While few (I realize that there are many who continue to see
creation as depicted in Scriptures) contest the validity of evolution, they are
less informed about impact of evolution on traditional theology.
As the author, Cletus Wessels, I was educated as others in
the last two centuries that creation was an external act of God, albeit later
modified by more liberal interpretations of the seven days, Garden of Eden, and
other sections of the Jewish tradition.
After ordination to the priesthood (1963), I started reading
more and more theology written by European theologians who tended to be far
more advanced in their interpretation of Scriptures. Evolution entered the
framework of understanding Christianity.
The first person influencing me was Pierre Teilhard de
Chardin, a Jesuit priest and paleontologist. His work ultimately led to his
being chastised by the Vatican, symbolized by his simple burial in the back
left side of a Jesuit cemetery in Poughkeepsie, NY, as though he was insignificant.
In time, he was recognized for his fantastic intellect and insight to the
theological implications of evolution.
With this background, I was then involved with all sorts of
writers (Diarmuid Murcho, Roger Haight, Karl Rahner) who advanced more credible
interpretations of God within the context of evolution.
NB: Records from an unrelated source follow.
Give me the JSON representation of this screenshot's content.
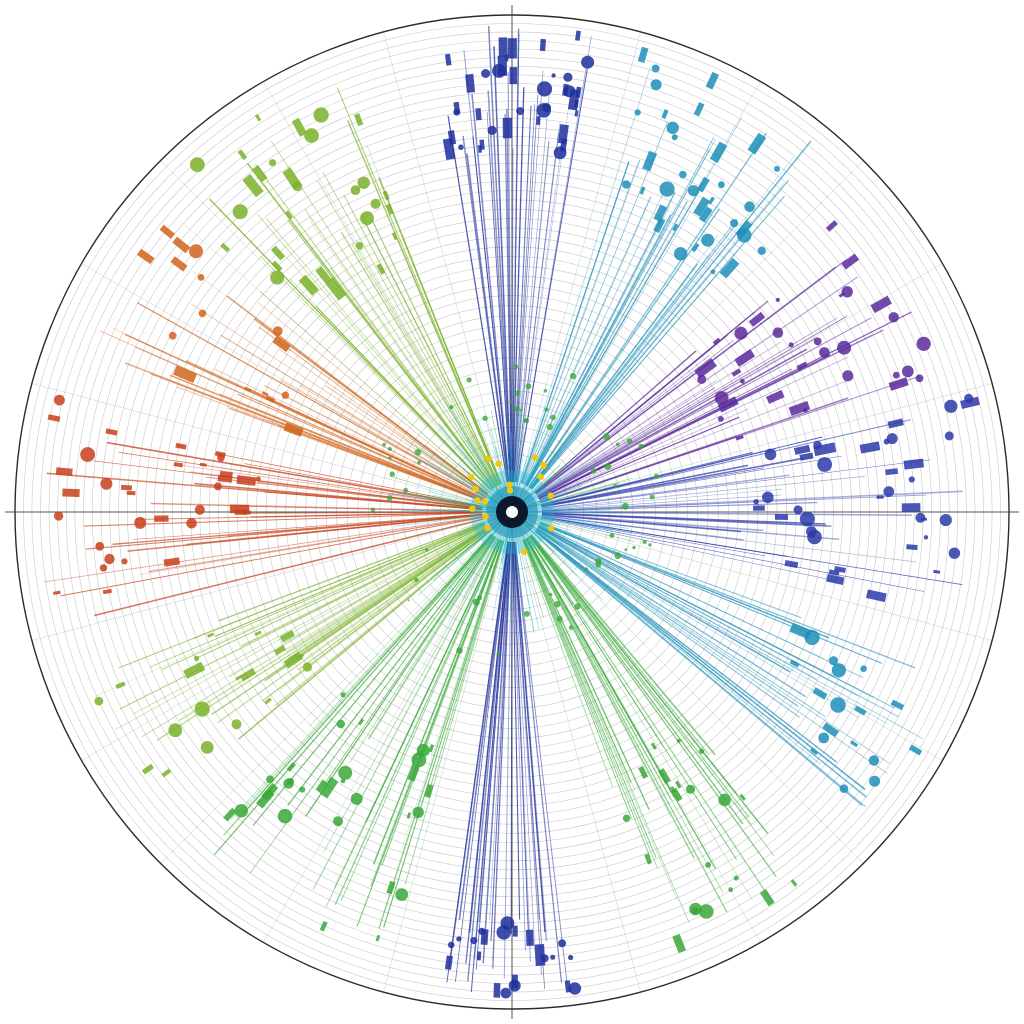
{
  "figure": {
    "background": "#ffffff",
    "ring_color": "#9a9a9a",
    "outline_color": "#2b2b2b",
    "ring_count": 46,
    "spoke_count": 24,
    "palette": {
      "blue": "#2a3aa8",
      "deep_blue": "#1f2f9c",
      "teal": "#1f8fb8",
      "cyan": "#2bb6d8",
      "purple": "#5a2a9a",
      "magenta": "#8a2a6a",
      "orange": "#d0641c",
      "red_orange": "#c8401c",
      "olive": "#a8a22a",
      "lime": "#7ab22a",
      "green": "#3aa83a",
      "center_yellow": "#f0c814",
      "center_dark": "#0b1a2a"
    },
    "clusters": [
      {
        "angle_deg": -90,
        "spread_deg": 10,
        "color": "deep_blue",
        "inner": 0.72,
        "outer": 0.98,
        "blob_count": 38
      },
      {
        "angle_deg": -60,
        "spread_deg": 14,
        "color": "teal",
        "inner": 0.62,
        "outer": 0.96,
        "blob_count": 36
      },
      {
        "angle_deg": -30,
        "spread_deg": 12,
        "color": "purple",
        "inner": 0.45,
        "outer": 0.9,
        "blob_count": 34
      },
      {
        "angle_deg": 0,
        "spread_deg": 14,
        "color": "blue",
        "inner": 0.45,
        "outer": 0.95,
        "blob_count": 40
      },
      {
        "angle_deg": 30,
        "spread_deg": 10,
        "color": "teal",
        "inner": 0.6,
        "outer": 0.95,
        "blob_count": 18
      },
      {
        "angle_deg": 60,
        "spread_deg": 10,
        "color": "green",
        "inner": 0.55,
        "outer": 0.95,
        "blob_count": 22
      },
      {
        "angle_deg": 90,
        "spread_deg": 8,
        "color": "deep_blue",
        "inner": 0.82,
        "outer": 0.97,
        "blob_count": 22
      },
      {
        "angle_deg": 120,
        "spread_deg": 14,
        "color": "green",
        "inner": 0.5,
        "outer": 0.92,
        "blob_count": 30
      },
      {
        "angle_deg": 150,
        "spread_deg": 10,
        "color": "lime",
        "inner": 0.5,
        "outer": 0.92,
        "blob_count": 20
      },
      {
        "angle_deg": 180,
        "spread_deg": 14,
        "color": "red_orange",
        "inner": 0.5,
        "outer": 0.96,
        "blob_count": 34
      },
      {
        "angle_deg": -150,
        "spread_deg": 10,
        "color": "orange",
        "inner": 0.45,
        "outer": 0.92,
        "blob_count": 16
      },
      {
        "angle_deg": -125,
        "spread_deg": 14,
        "color": "lime",
        "inner": 0.55,
        "outer": 0.95,
        "blob_count": 30
      }
    ],
    "center": {
      "burst_color": "cyan",
      "yellow_dots": 18
    }
  }
}
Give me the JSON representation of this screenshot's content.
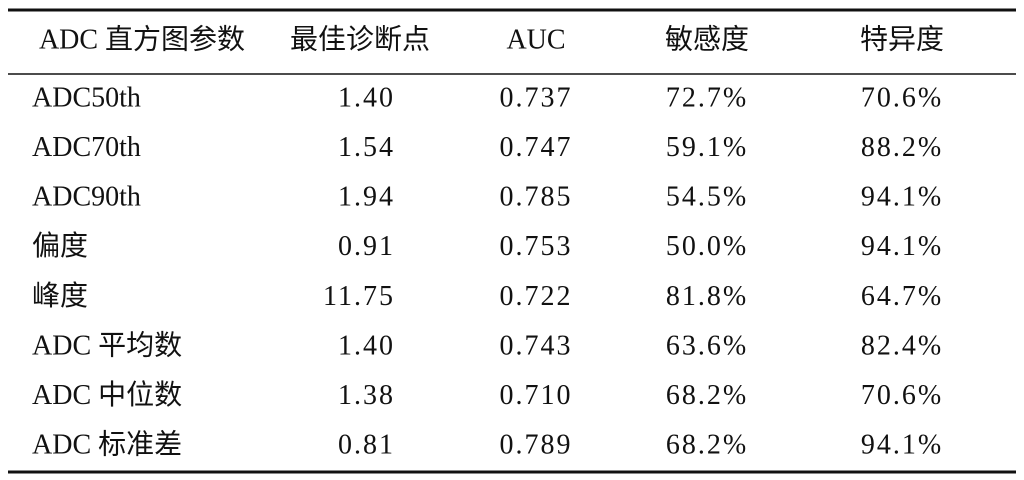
{
  "table": {
    "header": [
      "ADC 直方图参数",
      "最佳诊断点",
      "AUC",
      "敏感度",
      "特异度"
    ],
    "rows": [
      [
        "ADC50th",
        "1.40",
        "0.737",
        "72.7%",
        "70.6%"
      ],
      [
        "ADC70th",
        "1.54",
        "0.747",
        "59.1%",
        "88.2%"
      ],
      [
        "ADC90th",
        "1.94",
        "0.785",
        "54.5%",
        "94.1%"
      ],
      [
        "偏度",
        "0.91",
        "0.753",
        "50.0%",
        "94.1%"
      ],
      [
        "峰度",
        "11.75",
        "0.722",
        "81.8%",
        "64.7%"
      ],
      [
        "ADC 平均数",
        "1.40",
        "0.743",
        "63.6%",
        "82.4%"
      ],
      [
        "ADC 中位数",
        "1.38",
        "0.710",
        "68.2%",
        "70.6%"
      ],
      [
        "ADC 标准差",
        "0.81",
        "0.789",
        "68.2%",
        "94.1%"
      ]
    ]
  }
}
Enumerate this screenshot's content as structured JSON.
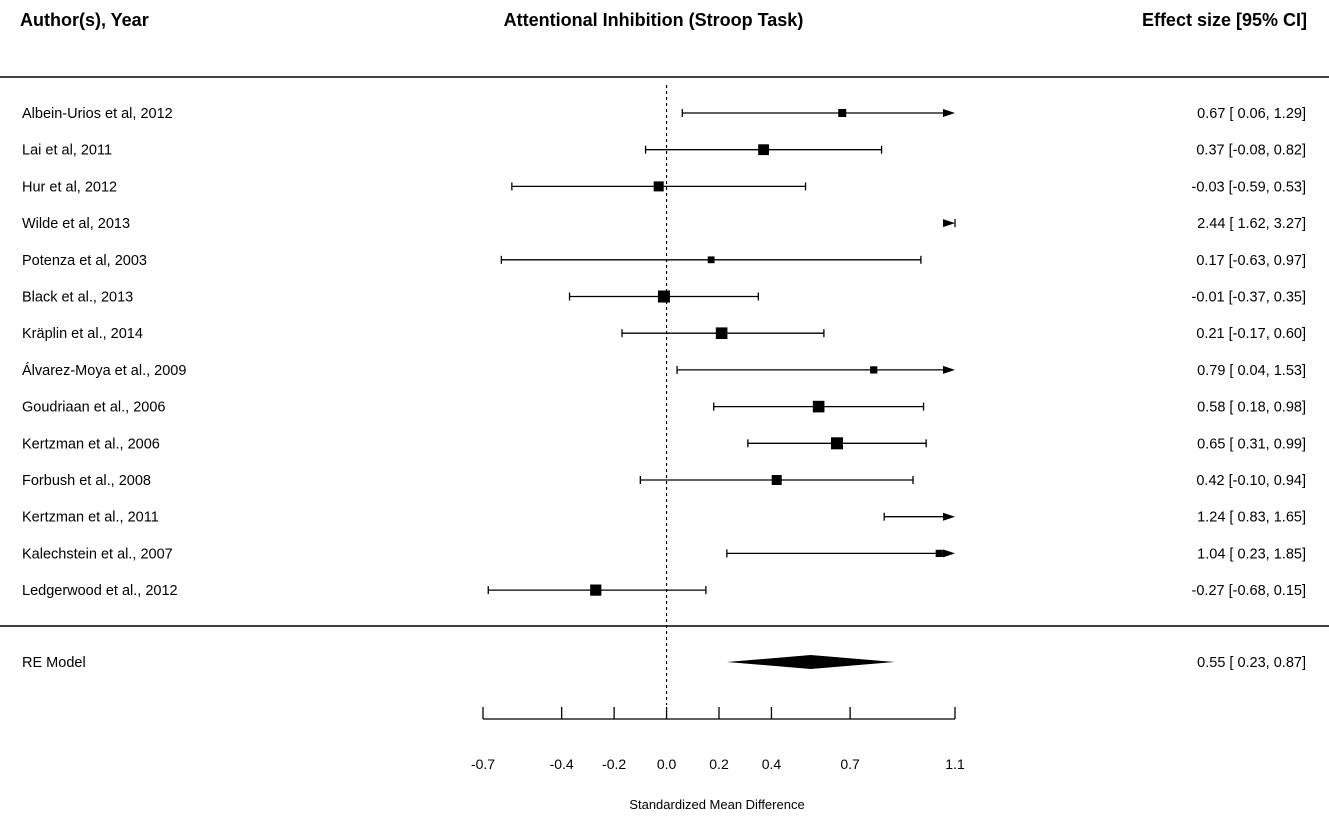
{
  "chart_data": {
    "type": "forest",
    "title": "Attentional Inhibition (Stroop Task)",
    "column_headers": {
      "study": "Author(s), Year",
      "effect": "Effect size [95% CI]"
    },
    "xlabel": "Standardized Mean Difference",
    "xlim": [
      -0.7,
      1.1
    ],
    "x_ticks": [
      {
        "value": -0.7,
        "label": "-0.7"
      },
      {
        "value": -0.4,
        "label": "-0.4"
      },
      {
        "value": -0.2,
        "label": "-0.2"
      },
      {
        "value": 0.0,
        "label": "0.0"
      },
      {
        "value": 0.2,
        "label": "0.2"
      },
      {
        "value": 0.4,
        "label": "0.4"
      },
      {
        "value": 0.7,
        "label": "0.7"
      },
      {
        "value": 1.1,
        "label": "1.1"
      }
    ],
    "reference_line": 0,
    "studies": [
      {
        "label": "Albein-Urios et al, 2012",
        "es": 0.67,
        "lo": 0.06,
        "hi": 1.29,
        "ci_text": "0.67 [ 0.06, 1.29]",
        "weight": 0.5
      },
      {
        "label": "Lai et al, 2011",
        "es": 0.37,
        "lo": -0.08,
        "hi": 0.82,
        "ci_text": "0.37 [-0.08, 0.82]",
        "weight": 0.85
      },
      {
        "label": "Hur et al, 2012",
        "es": -0.03,
        "lo": -0.59,
        "hi": 0.53,
        "ci_text": "-0.03 [-0.59, 0.53]",
        "weight": 0.75
      },
      {
        "label": "Wilde et al, 2013",
        "es": 2.44,
        "lo": 1.62,
        "hi": 3.27,
        "ci_text": "2.44 [ 1.62, 3.27]",
        "weight": 0.4
      },
      {
        "label": "Potenza et al, 2003",
        "es": 0.17,
        "lo": -0.63,
        "hi": 0.97,
        "ci_text": "0.17 [-0.63, 0.97]",
        "weight": 0.35
      },
      {
        "label": "Black et al., 2013",
        "es": -0.01,
        "lo": -0.37,
        "hi": 0.35,
        "ci_text": "-0.01 [-0.37, 0.35]",
        "weight": 1.0
      },
      {
        "label": "Kräplin et al., 2014",
        "es": 0.21,
        "lo": -0.17,
        "hi": 0.6,
        "ci_text": "0.21 [-0.17, 0.60]",
        "weight": 0.95
      },
      {
        "label": "Álvarez-Moya et al., 2009",
        "es": 0.79,
        "lo": 0.04,
        "hi": 1.53,
        "ci_text": "0.79 [ 0.04, 1.53]",
        "weight": 0.4
      },
      {
        "label": "Goudriaan et al., 2006",
        "es": 0.58,
        "lo": 0.18,
        "hi": 0.98,
        "ci_text": "0.58 [ 0.18, 0.98]",
        "weight": 0.95
      },
      {
        "label": "Kertzman et al., 2006",
        "es": 0.65,
        "lo": 0.31,
        "hi": 0.99,
        "ci_text": "0.65 [ 0.31, 0.99]",
        "weight": 1.0
      },
      {
        "label": "Forbush et al., 2008",
        "es": 0.42,
        "lo": -0.1,
        "hi": 0.94,
        "ci_text": "0.42 [-0.10, 0.94]",
        "weight": 0.75
      },
      {
        "label": "Kertzman et al., 2011",
        "es": 1.24,
        "lo": 0.83,
        "hi": 1.65,
        "ci_text": "1.24 [ 0.83, 1.65]",
        "weight": 0.9
      },
      {
        "label": "Kalechstein et al., 2007",
        "es": 1.04,
        "lo": 0.23,
        "hi": 1.85,
        "ci_text": "1.04 [ 0.23, 1.85]",
        "weight": 0.4
      },
      {
        "label": "Ledgerwood et al., 2012",
        "es": -0.27,
        "lo": -0.68,
        "hi": 0.15,
        "ci_text": "-0.27 [-0.68, 0.15]",
        "weight": 0.9
      }
    ],
    "summary": {
      "label": "RE Model",
      "es": 0.55,
      "lo": 0.23,
      "hi": 0.87,
      "ci_text": "0.55 [ 0.23, 0.87]"
    }
  }
}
Cletus Wessel is not an original thinker but he succeeds in
articulating a more complex and nuanced understanding of God in the context of
evolution.
Without attempting to do justice to his insights, I advance
a few of his basic concepts.
Rather than conceptualizing God as external to the universe, God is now viewed as internal to creation. God is manifested in and through the Big Bang
and its ongoing splendor in its expansion and development.
While humans are viewed as the rising of consciousness, they
are sited within the context of an incredibly beautiful universe.
God, now no longer an external agent, but an inherent force
within the universe brings together humans with the rest of creation. While the
gift of consciousness is no small aspect of the universe, consciousness of
humans is bonded with the rest of creation.
Such an interpretation counters the view that man is the
master of the universe. We are clearly part of a larger reality of God’s
emergence.
While it may seem that this thinking would be simply
relegated to many views of pantheism, Wessel and others zone in on the complex
distinction that God is more “other than, and infinitely more than,” the
universe. God is more than but “intimately involved” with the universe.
Given the billions of years of the universe and the
relatively late appearance of consciousness, I remain in awe that I (and we)
exist! What an unbelievable trajectory within time of a universe becoming
conscious through humans!
Within this framework, the notions of heaven and hell become
discarded while trying to understand the implications of an inherently
all-benign source of the universe. Even if we can anticipate no heaven or hell,
we will remain part of the universe. Wessel views death, “the human person and
human consciousness return to the earth and are folded into the implicate
order.” Needless to say, I can glimpse at the validity of the notion within
claiming to understand its meaning that is somewhat based on quantum physics.
If all creation can be both “particle and wave” at the same time, per quantum
physics, who am I to think that I cannot remain in some form in the universe
that has manifested the power and love of an inherent Force, referenced as God.